After the bags are packed, repacked, and triple checked you still cannot help but fidget with the straps and buckles. My mind wanders, dreaming of the snow-capped mountains, a range so grand and impressive — towering over little me. The first time I remember seeing pictures of the Himalayas was when I was eleven. The images still excite me, causing a rushing sensation over my entire body.
At night I cannot help but wake up Tzachi. “Crampons! Crampons! Crampons!” I nearly shriek in sheer excitement as I shake him. After all, how can one go to such a magnificent landscape and not summit something? Our trek around the Annapurna Circuit awaits us. And then off to Everest Base Camp and from there to Island Peak.
Since my time at university, when I read Into Thin Air, by John Krakauer, I have been consumed by the juxtaposition of nature’s power and humanities’ feeble existence. Through a struggle of understanding the true power of nature, of knowing limitations beyond your control but craving success, I believe lies the true soul. There is a need to be surrounded with nature, to scale mountains, realizing personal strength, surrendering not to pain but only to the uncontrollable elements of Earth. This is what I crave. A mountain top with a view. A kiss on top of the world, crampons latched onto my boots, and an ice pick in hand.
I admit that my notion might be slightly irrational.
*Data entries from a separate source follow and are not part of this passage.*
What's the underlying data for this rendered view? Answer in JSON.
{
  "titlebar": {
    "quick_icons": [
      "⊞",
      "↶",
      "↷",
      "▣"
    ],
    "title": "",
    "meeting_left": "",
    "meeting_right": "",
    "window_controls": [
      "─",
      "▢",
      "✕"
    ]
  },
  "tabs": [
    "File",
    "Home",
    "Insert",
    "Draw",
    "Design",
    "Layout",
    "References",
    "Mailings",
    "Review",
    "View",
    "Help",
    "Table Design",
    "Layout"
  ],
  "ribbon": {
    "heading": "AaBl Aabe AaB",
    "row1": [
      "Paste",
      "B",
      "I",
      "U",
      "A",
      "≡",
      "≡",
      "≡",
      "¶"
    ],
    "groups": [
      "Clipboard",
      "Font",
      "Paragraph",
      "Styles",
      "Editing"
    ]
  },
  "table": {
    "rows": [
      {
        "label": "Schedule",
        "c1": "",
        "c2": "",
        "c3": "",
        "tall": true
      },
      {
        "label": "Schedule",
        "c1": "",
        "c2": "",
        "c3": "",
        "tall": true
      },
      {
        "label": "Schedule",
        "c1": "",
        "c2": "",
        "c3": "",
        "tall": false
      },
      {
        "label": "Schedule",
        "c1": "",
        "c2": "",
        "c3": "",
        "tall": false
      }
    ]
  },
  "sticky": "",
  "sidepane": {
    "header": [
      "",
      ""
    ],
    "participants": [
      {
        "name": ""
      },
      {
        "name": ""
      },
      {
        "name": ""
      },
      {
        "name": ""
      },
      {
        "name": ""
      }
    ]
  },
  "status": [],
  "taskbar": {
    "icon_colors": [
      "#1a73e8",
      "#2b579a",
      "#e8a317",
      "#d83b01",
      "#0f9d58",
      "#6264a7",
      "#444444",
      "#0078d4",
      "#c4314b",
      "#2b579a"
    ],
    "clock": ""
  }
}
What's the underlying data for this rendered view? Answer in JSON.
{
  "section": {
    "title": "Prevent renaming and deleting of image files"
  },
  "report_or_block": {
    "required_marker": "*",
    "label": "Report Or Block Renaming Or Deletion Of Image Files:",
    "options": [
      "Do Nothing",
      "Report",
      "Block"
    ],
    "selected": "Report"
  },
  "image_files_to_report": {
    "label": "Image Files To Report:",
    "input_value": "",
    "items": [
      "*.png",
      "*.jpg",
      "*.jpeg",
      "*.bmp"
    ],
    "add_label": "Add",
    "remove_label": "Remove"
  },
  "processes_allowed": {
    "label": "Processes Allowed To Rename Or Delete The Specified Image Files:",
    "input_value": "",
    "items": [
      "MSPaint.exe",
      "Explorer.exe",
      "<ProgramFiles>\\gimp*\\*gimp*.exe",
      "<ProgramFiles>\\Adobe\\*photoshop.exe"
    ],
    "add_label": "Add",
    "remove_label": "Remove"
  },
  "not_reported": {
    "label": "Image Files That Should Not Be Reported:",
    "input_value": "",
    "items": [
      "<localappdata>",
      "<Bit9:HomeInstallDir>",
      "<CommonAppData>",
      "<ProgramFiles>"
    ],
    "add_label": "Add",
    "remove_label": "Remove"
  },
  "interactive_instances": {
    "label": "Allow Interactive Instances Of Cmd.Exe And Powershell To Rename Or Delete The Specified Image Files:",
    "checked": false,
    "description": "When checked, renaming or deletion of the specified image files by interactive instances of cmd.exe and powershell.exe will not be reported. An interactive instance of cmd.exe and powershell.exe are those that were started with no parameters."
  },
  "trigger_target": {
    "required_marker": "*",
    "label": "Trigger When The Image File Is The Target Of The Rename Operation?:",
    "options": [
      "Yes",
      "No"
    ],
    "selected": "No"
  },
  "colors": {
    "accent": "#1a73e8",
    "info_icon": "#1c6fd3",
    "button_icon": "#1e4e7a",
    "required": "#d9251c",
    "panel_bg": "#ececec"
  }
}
Tzachi still asks me if I am excited for the Annapurna Circuit, and of course I am. However, I cannot help that the eleven year old girl is still inside me, shouting, “Can we climb that? Ooo, and that one too!” A dream come true.
Our trip will start with the Annapurna Circuit. A trek that I am sure will test me, but also will open my mind. From the bustling city of Kathmandu to the villages and hamlets of Jagat and Ngawal, it will be a new culture. A completely different lifestyle, and yet, still the world is small. In my heart, I know the world is small, but I wonder if I will still feel this way when standing at the base of foothills taller than any mountain I have ever seen; dwarfing the Sierra Nevada’s of my home state.
Asia, a continent I have yet to explore is slowly unfolding in front of me. I have spent the last few months clambering to read about the customs, cultures, religion, food, climate, political history, personal stories, and anything else I could get my hands on. I have read accounts of child trafficking from Humla during the Maoist rebellions in the early 2000’s. Every trekkers’ blog has prepared me for the endless amount of lentils and rice I will be eating. The weather reports inform me that it will be post-monsoon season, but anything is still possible is such a volatile landscape.
The truth is, I have read so much but know so little. With each day I will struggle a little more and come to learn something new. This is the trip of a lifetime that Tzachi and I are embarking on. May we end the trail happy, sore, and a little wiser than when we departed. For now though, with three days left till we board the plane, all I feel is pure excitement coursing through my veins. “Here we go!” that little girl is still shouting.